The key, in my experience, is to bring both sides of the equation together with the person experiencing resistance – for example, by letting them know:

“It makes sense that it is hard to step back from what you have nurtured and grown over many years and at the same time you want to develop and prepare your children which involves including them in things you have taken care of successfully and all on your own for so long.”

If only a simple sentence like that did the trick on its own… You get the idea though.

Sure, there are times a founder is concerned their children are not capable to run the business, for example. The solution there is to open that conversation, assess it with trusted advisors facilitating, and possibly have the next generation develop into an ownership group which does not work in the business at all. There are many other possible outcomes, but open communication is fundamental, as is naming and respecting the competing sides of the ambivalent resistance.
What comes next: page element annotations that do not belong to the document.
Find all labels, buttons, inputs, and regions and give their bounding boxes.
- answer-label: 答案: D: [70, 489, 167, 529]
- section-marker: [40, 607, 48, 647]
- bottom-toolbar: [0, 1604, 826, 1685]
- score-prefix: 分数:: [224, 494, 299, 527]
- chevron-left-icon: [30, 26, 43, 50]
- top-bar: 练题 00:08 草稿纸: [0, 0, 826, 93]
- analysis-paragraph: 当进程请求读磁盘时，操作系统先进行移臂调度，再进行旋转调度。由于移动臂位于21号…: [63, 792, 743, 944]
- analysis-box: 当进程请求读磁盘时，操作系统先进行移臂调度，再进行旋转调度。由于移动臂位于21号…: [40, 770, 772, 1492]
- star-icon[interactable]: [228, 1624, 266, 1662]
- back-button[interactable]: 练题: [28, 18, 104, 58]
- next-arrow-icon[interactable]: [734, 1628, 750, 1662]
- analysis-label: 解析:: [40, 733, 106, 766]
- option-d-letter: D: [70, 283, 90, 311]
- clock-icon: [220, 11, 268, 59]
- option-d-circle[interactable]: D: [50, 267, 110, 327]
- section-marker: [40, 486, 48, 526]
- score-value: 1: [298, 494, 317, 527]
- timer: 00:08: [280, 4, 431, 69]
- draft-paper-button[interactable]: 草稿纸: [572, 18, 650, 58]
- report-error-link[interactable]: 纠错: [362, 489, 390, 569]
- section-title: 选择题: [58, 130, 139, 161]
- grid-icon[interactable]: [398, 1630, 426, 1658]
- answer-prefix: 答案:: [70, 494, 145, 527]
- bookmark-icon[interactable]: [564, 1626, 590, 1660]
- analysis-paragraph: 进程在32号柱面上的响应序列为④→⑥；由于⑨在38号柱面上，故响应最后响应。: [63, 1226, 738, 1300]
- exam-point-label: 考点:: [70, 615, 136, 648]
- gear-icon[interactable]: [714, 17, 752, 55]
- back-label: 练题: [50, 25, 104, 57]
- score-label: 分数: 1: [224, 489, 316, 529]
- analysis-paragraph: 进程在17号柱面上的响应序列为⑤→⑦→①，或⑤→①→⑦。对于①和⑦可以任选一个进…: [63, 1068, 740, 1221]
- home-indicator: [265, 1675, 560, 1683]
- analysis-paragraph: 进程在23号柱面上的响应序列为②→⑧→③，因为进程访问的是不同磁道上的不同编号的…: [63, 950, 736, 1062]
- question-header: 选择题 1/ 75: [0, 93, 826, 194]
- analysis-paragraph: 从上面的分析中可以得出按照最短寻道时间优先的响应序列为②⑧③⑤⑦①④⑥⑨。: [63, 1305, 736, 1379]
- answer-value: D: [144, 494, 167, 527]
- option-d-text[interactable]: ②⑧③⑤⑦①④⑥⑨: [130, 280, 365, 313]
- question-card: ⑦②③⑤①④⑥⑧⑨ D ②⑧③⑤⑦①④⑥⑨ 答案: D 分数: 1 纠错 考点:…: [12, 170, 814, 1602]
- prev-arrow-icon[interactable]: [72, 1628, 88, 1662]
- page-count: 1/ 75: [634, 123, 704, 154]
In his article, Bergman specifically speaks to his experiences with this type of patriarch and his role as a financial advisor. Some of his conversations are years-long without being engaged. He offers a 5-point “playbook” for financial professionals which strives to show that patriarchs can maintain involvement and a desired level of control, while greatly benefitting surviving spouses and heirs. I think Bergman makes a lot of sense (click here to read the full article with full descriptions of each step):

  1. Involve spouses as early in the process as possible.
  2. Involve responsible adult children in these discussions whenever possible.
  3. Serve as the information repository and provide consolidated reporting on the entire portfolio.
  4. Act as strategy partner.
  5. For this arrangement to work, the plan must be specific to the individual.

Many of us working with business families encounter this dynamic often. It is essential to respect the resistance, name both sides of it, and help those resisting to find ways to stay relevant and vibrant in their lives (with respect to the wealth and apart from it) while preparing those they love and care about.